The hawks who want no change to policy will argue that the data from the European economy and its constituent countries is no cause for euphoria at the moment, but neither is it awful, and improvements in wages and unemployment are starting to show through. And of course, yes, the inflation picture is poor at the moment, but the majority of that is as a result of the oil price falls, and therefore may have little impact as we enter 2016.

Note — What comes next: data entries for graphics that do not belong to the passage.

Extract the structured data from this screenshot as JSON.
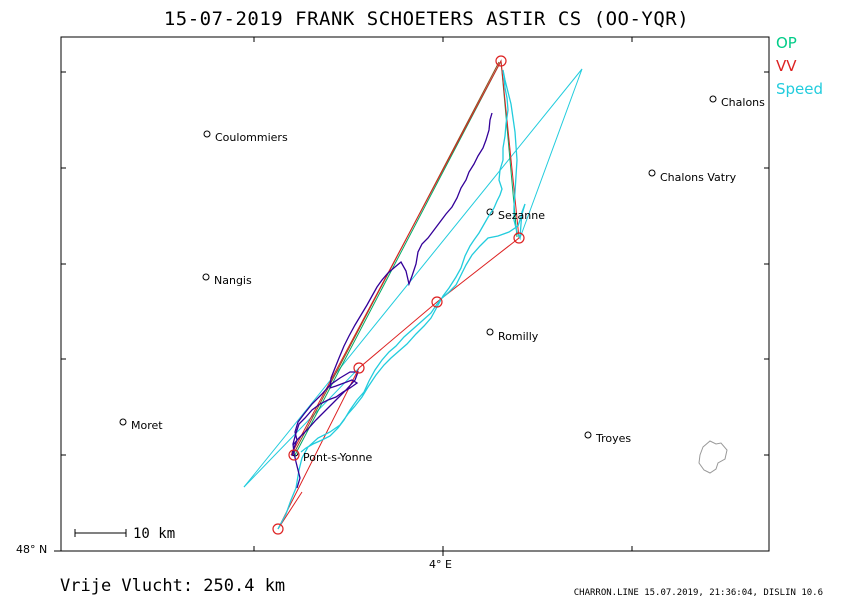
{
  "header": {
    "title": "15-07-2019   FRANK SCHOETERS   ASTIR CS (OO-YQR)"
  },
  "legend": [
    {
      "label": "OP",
      "color": "#00cc88"
    },
    {
      "label": "VV",
      "color": "#dd2222"
    },
    {
      "label": "Speed",
      "color": "#22ccdd"
    }
  ],
  "axes": {
    "lat_label": "48° N",
    "lon_label": "4° E"
  },
  "scale": {
    "label": "10 km"
  },
  "places": [
    {
      "name": "Coulommiers"
    },
    {
      "name": "Chalons"
    },
    {
      "name": "Chalons Vatry"
    },
    {
      "name": "Sezanne"
    },
    {
      "name": "Nangis"
    },
    {
      "name": "Romilly"
    },
    {
      "name": "Moret"
    },
    {
      "name": "Troyes"
    },
    {
      "name": "Pont-s-Yonne"
    }
  ],
  "footer": {
    "distance": "Vrije Vlucht:  250.4 km",
    "credits": "CHARRON.LINE 15.07.2019, 21:36:04, DISLIN 10.6"
  },
  "colors": {
    "track": "#22ccdd",
    "glider": "#330099",
    "vv": "#dd2222",
    "op": "#00aa66",
    "brown": "#885522"
  }
}
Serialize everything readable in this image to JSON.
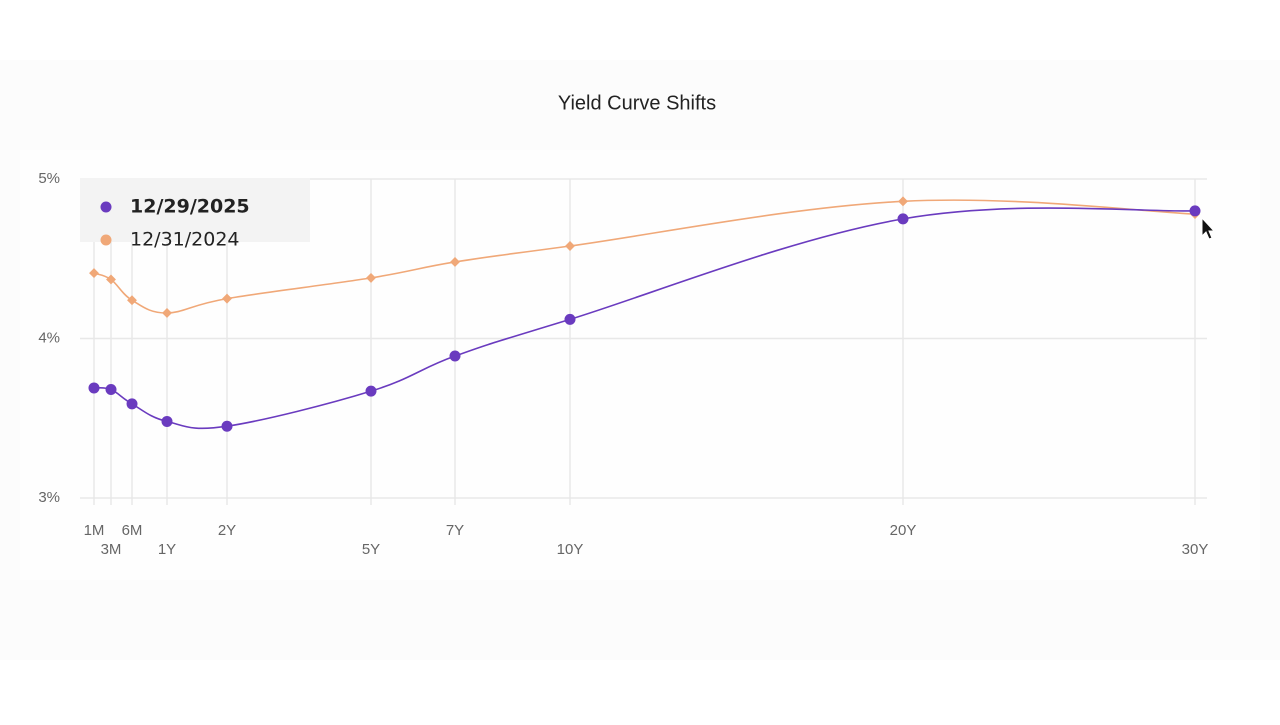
{
  "chart_data": {
    "type": "line",
    "title": "Yield Curve Shifts",
    "categories": [
      "1M",
      "3M",
      "6M",
      "1Y",
      "2Y",
      "5Y",
      "7Y",
      "10Y",
      "20Y",
      "30Y"
    ],
    "series": [
      {
        "name": "12/29/2025",
        "color": "#6a3bbf",
        "values": [
          3.69,
          3.68,
          3.59,
          3.48,
          3.45,
          3.67,
          3.89,
          4.12,
          4.75,
          4.8
        ]
      },
      {
        "name": "12/31/2024",
        "color": "#f0a878",
        "values": [
          4.41,
          4.37,
          4.24,
          4.16,
          4.25,
          4.38,
          4.48,
          4.58,
          4.86,
          4.78
        ]
      }
    ],
    "ylim": [
      3,
      5
    ],
    "yticks": [
      {
        "value": 3,
        "label": "3%"
      },
      {
        "value": 4,
        "label": "4%"
      },
      {
        "value": 5,
        "label": "5%"
      }
    ],
    "grid": true,
    "legend": "top-left"
  }
}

The doves are still pinned by market expectations of what the Federal Reserve does by the end of the year; if Yellen et al hike, then some of the pressure will come off the ECB as interest rate differentials take EUR/USD lower in the short term, although in the last Federal Reserve hiking cycle, USD actually ended up weaker.

Weaker euro to continue

I personally think that the Draghi will have to come out and hurt the euro. Draghi has spent most of this year talking down the euro; fears over the tightened monetary conditions that a stronger currency would bring should ensure that Draghi does not deviate from that message anytime soon. This may come from chat around increased or prolonged asset purchases, but there is the real chance that a cut in interest rates may be floated for some time in the future as well.

I doubt there will be any action from the ECB’s Executive Council this Thursday, but that doesn’t mean we won’t see a wobbly euro.

Canada swings to the left

Overnight, the Liberal Party seems to have taken the Canadian election with a strong majority. Justin Trudeau is set to be confirmed as Prime Minister later today, having won on a campaign based around higher government spending in a bid to rescue the Canadian economy from its commodity driven slump.

This is nothing new, of course, and the sell-off in the Canadian dollar since the polls closed is a natural reaction to fears that higher spending will damage deficit and debt/GDP ratios as well as concerns over the make-up of a possible government coalition that has not been in power for over 10 years.